The insurance industry can help to raise awareness and provide economic support for a diabetes-related event, which implies high costs. However, designing products for diabetic risks becomes complicated due to the number of risk factors that influence it. Our GLM confirmed the existence of a strong correlation between certain sociodemographic factors, such as age, gender, socioeconomic status and the prevalence of diabetes. Women seem to face a higher risk of getting diabetes than men, and with age the probability of developing diabetes increases. Therefore, we see the importance of diabetes products being founded on a risk premium basis that allows us to reflect the real risk related to an individual’s diabetes disease. Besides sociodemographic factors, measurements – including HbA1c, blood pressure, cholesterol and BMI – are required to differentiate the rates and design the insurance product. Good monitoring of health factors, such as HbA1c, may help us to control the real glycaemia of the insured, prevent future complications and improve the insurance benefits.

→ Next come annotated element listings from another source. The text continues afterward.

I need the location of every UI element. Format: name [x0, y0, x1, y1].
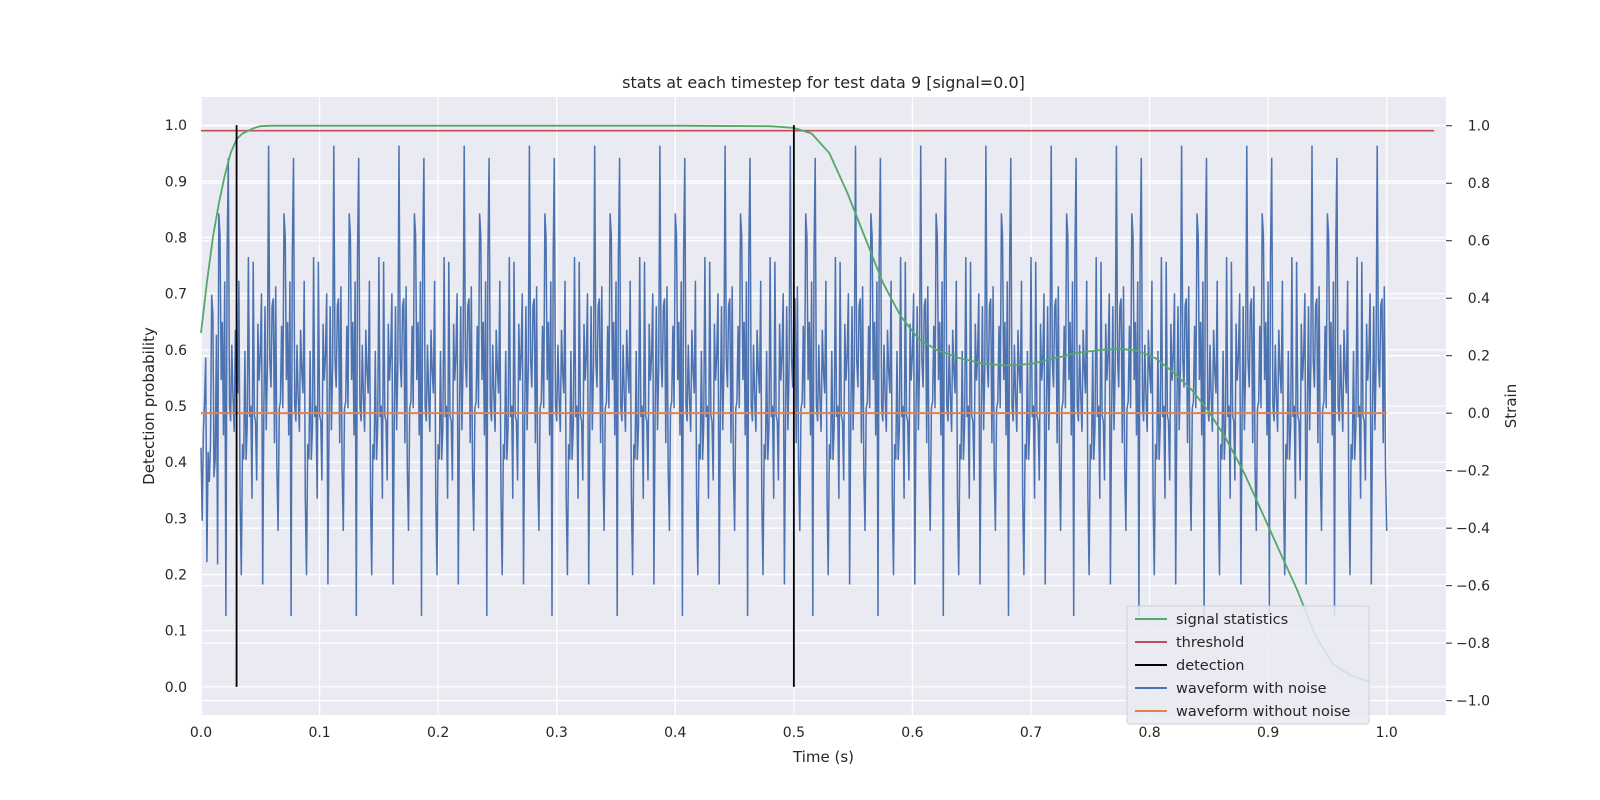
- x-tick-label: 0.0: [190, 725, 212, 741]
- x-tick-label: 0.4: [664, 725, 686, 741]
- legend-label: waveform without noise: [1176, 704, 1350, 720]
- x-tick-label: 0.8: [1138, 725, 1160, 741]
- y-tick-label: 1.0: [165, 118, 187, 134]
- y-tick-label: 0.3: [165, 511, 187, 527]
- x-tick-label: 0.7: [1020, 725, 1042, 741]
- y-tick-label: 0.0: [165, 680, 187, 696]
- y-tick-label: 0.6: [165, 343, 187, 359]
- y2-tick-label: −0.6: [1456, 579, 1490, 595]
- y-tick-label: 0.2: [165, 568, 187, 584]
- legend-label: threshold: [1176, 635, 1244, 651]
- y-tick-label: 0.1: [165, 624, 187, 640]
- y-tick-label: 0.7: [165, 287, 187, 303]
- legend-label: waveform with noise: [1176, 681, 1327, 697]
- x-tick-label: 0.6: [901, 725, 923, 741]
- legend-label: signal statistics: [1176, 612, 1288, 628]
- y2-tick-label: 1.0: [1468, 119, 1490, 135]
- x-tick-label: 0.1: [308, 725, 330, 741]
- legend-label: detection: [1176, 658, 1244, 674]
- y2-tick-label: 0.6: [1468, 234, 1490, 250]
- y-tick-label: 0.4: [165, 455, 187, 471]
- y-tick-label: 0.5: [165, 399, 187, 415]
- chart-title: stats at each timestep for test data 9 […: [622, 73, 1025, 92]
- y2-tick-label: 0.4: [1468, 291, 1490, 307]
- y2-tick-label: 0.8: [1468, 176, 1490, 192]
- y2-tick-label: −0.4: [1456, 521, 1490, 537]
- y2-tick-label: −0.8: [1456, 636, 1490, 652]
- y-tick-label: 0.9: [165, 174, 187, 190]
- y-axis-label: Detection probability: [140, 327, 158, 485]
- y2-tick-label: −0.2: [1456, 464, 1490, 480]
- x-axis-label: Time (s): [792, 748, 854, 766]
- legend-box: [1126, 605, 1370, 725]
- x-tick-label: 0.9: [1257, 725, 1279, 741]
- x-tick-label: 1.0: [1376, 725, 1398, 741]
- x-tick-label: 0.5: [783, 725, 805, 741]
- y2-tick-label: −1.0: [1456, 694, 1490, 710]
- y2-tick-label: 0.0: [1468, 406, 1490, 422]
- y-tick-label: 0.8: [165, 230, 187, 246]
- x-tick-label: 0.3: [546, 725, 568, 741]
- signal-statistics-line: [200, 124, 1370, 683]
- x-tick-label: 0.2: [427, 725, 449, 741]
- y2-tick-label: 0.2: [1468, 349, 1490, 365]
- y2-axis-label: Strain: [1502, 384, 1520, 428]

A big question the insurance industry faces in Latin America is how we can approach diabetics risks and offer them an insurance solution that considers:
- An attractive product with valuable features, which can meet the needs of the population; and
- Pricing the product according to all related risks.
In Latin America, low and middle-income people do not have access to these products due to the low number of product offerings with diabetic insurance solutions and the high costs associated to them. We are eager to learn from the experience of other more developed markets and use available data that can help us to create new attractive solutions for a society that needs protection if a chronic disease, such as diabetes, affects their lives.